Un’altra settimana di riflessione nel mercato trade, secondo l’analisi di Assocaseari. Materia prima latte e costi ancora in salita, che spingono alla richiesta di ulteriori aumenti. Come reagirà il consumo? Domanda ed offerta non sembrano al momento in equilibrio: chi produce preannuncia nuovi aumenti e probabili mancanze di prodotti finiti, chi compra riceve offerte a prezzi stabili se non più bassi, soprattutto dai trader (su mozzarella, edamer e gouda in principal modo). Vedremo un cambio di rotta nelle prossime settimane? Difficile dirlo. Un driver importante sarà il consumo. Settimana di frecce rosse a ribasso e gialle di invariato sui bollettini ufficiali europei. Mercato reale di latte e crema con prezzi ancora al rialzo e poca disponibilità di merce. Sul mercato europeo, offerta di latte calante e domanda scarsa. Ancora in aumento il crudo tedesco, trattato a 0,58-0,60 euro/kg partenza; anche lo scremato questa settimana recupera qualche centesimo con compravendite a 0,28-0,30 euro/kg partenza. Sul mercato nazionale, ulteriore balzo del latte crudo, trattato fino a 0,67 euro/kg partenza; domanda molto buona anche se in calo da parte dell’industria. Lo scremato, sempre richiesto, è stato scambiato a 0,34-0,36 euro/kg. Raccolta e titoli bassi ma stabili ai livelli di settimana scorsa.

Mercato trade, crema: buona domanda ma poca merce, in Italia

Sul mercato Ue, impennata della crema di latte tedesca, soprattutto da mercoledì pomeriggio, trattata a 3,60-3,62 euro/kg franco arrivo, scarse sia l’offerta che la domanda. Il mercato italiano risente della situazione europea, panna nazionale di qualità scambiata tra 3,60 e 3,63 euro/kg, buona domanda ma poca merce disponibile anche a causa del latte meno ricco di materia grassa. Questa settimana, le quotazioni ufficiali del burro a Kempten sono diminuite di 0,10 euro il minimo e di 0,06 euro il massimo, e si portano rispettivamente a 7,04 e 7,19 euro/kg, media tedesca 7,115 euro/kg. L’Olanda cala di 0,08 euro e va a 7,19 euro/kg, la Francia invece resta invariata a 7,79 euro/kg. La media a tre di questa settimana è 7,365 euro/kg e quella a due 7,153 euro/kg. La quotazione del burro di centrifuga a Milano resta invariata per la seconda settimana consecutiva a 7,18 euro/kg.

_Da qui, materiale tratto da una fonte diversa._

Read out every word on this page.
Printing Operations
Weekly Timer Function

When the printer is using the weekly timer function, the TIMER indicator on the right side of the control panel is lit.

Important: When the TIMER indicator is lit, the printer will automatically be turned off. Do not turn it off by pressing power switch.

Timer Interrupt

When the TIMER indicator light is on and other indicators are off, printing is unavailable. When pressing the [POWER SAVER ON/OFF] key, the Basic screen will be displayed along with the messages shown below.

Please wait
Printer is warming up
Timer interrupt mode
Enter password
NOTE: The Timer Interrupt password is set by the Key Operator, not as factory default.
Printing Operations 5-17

Polveri, bollettini in calo

Bollettini del latte in polvere, sia scremato che intero, in calo nei tre Paesi che teniamo in considerazione, tranne per l’intero olandese che resta invariato. Siero in calo in Germania e Olanda, stabile in Francia.

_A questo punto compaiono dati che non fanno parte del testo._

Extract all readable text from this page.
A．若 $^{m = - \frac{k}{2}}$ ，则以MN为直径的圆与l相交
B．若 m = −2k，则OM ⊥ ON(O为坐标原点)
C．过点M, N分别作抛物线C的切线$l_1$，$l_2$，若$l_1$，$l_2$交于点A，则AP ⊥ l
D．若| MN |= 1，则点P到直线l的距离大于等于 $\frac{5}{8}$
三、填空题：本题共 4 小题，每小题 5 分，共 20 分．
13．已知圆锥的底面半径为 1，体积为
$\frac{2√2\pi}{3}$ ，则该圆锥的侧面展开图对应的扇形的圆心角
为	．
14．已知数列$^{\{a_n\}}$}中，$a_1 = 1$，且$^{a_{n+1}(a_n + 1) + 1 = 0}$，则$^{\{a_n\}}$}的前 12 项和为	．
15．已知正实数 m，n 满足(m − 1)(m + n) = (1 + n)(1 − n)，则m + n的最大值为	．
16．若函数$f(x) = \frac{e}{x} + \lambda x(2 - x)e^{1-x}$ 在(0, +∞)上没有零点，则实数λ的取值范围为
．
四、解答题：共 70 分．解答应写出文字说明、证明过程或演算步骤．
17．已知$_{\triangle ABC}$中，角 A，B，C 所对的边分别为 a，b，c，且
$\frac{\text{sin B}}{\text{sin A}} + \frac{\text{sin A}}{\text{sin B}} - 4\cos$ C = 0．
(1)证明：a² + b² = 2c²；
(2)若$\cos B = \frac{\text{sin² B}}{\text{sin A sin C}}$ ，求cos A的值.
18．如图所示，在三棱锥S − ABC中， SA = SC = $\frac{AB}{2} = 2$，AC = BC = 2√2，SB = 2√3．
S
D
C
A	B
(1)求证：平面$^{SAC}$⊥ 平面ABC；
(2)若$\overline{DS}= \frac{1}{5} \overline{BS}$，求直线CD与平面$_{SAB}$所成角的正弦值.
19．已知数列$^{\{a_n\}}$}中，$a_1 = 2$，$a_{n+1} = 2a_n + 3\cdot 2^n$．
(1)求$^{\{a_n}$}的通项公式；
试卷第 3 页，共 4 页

Formaggi: salgono i prezzi, scendono i consumi

Le quotazioni dei formaggi in Italia sono stabili, si registra soltanto un aumento di 0,05 euro per il Provolone Valpadana a Cremona e Verona. Nella Ue gli stock di formaggi stanno calando, alla luce anche del calo di raccolta latte. Di fatto gli aumenti richiesti dai produttori stanno arrivando sugli scaffali a più step e non è ancora chiara la reazione sui consumi, penalizzati, in queste settimane, anche dalle elevate temperature che invogliano ad una dieta più fresca. Le quotazioni sono stabili o leggermente cedenti e restano comunque a livelli molto alti sempre intorno ai 5,00 euro/kg, con la mozzarella blocchi leggermente sotto e tutto il resto abbondantemente sopra.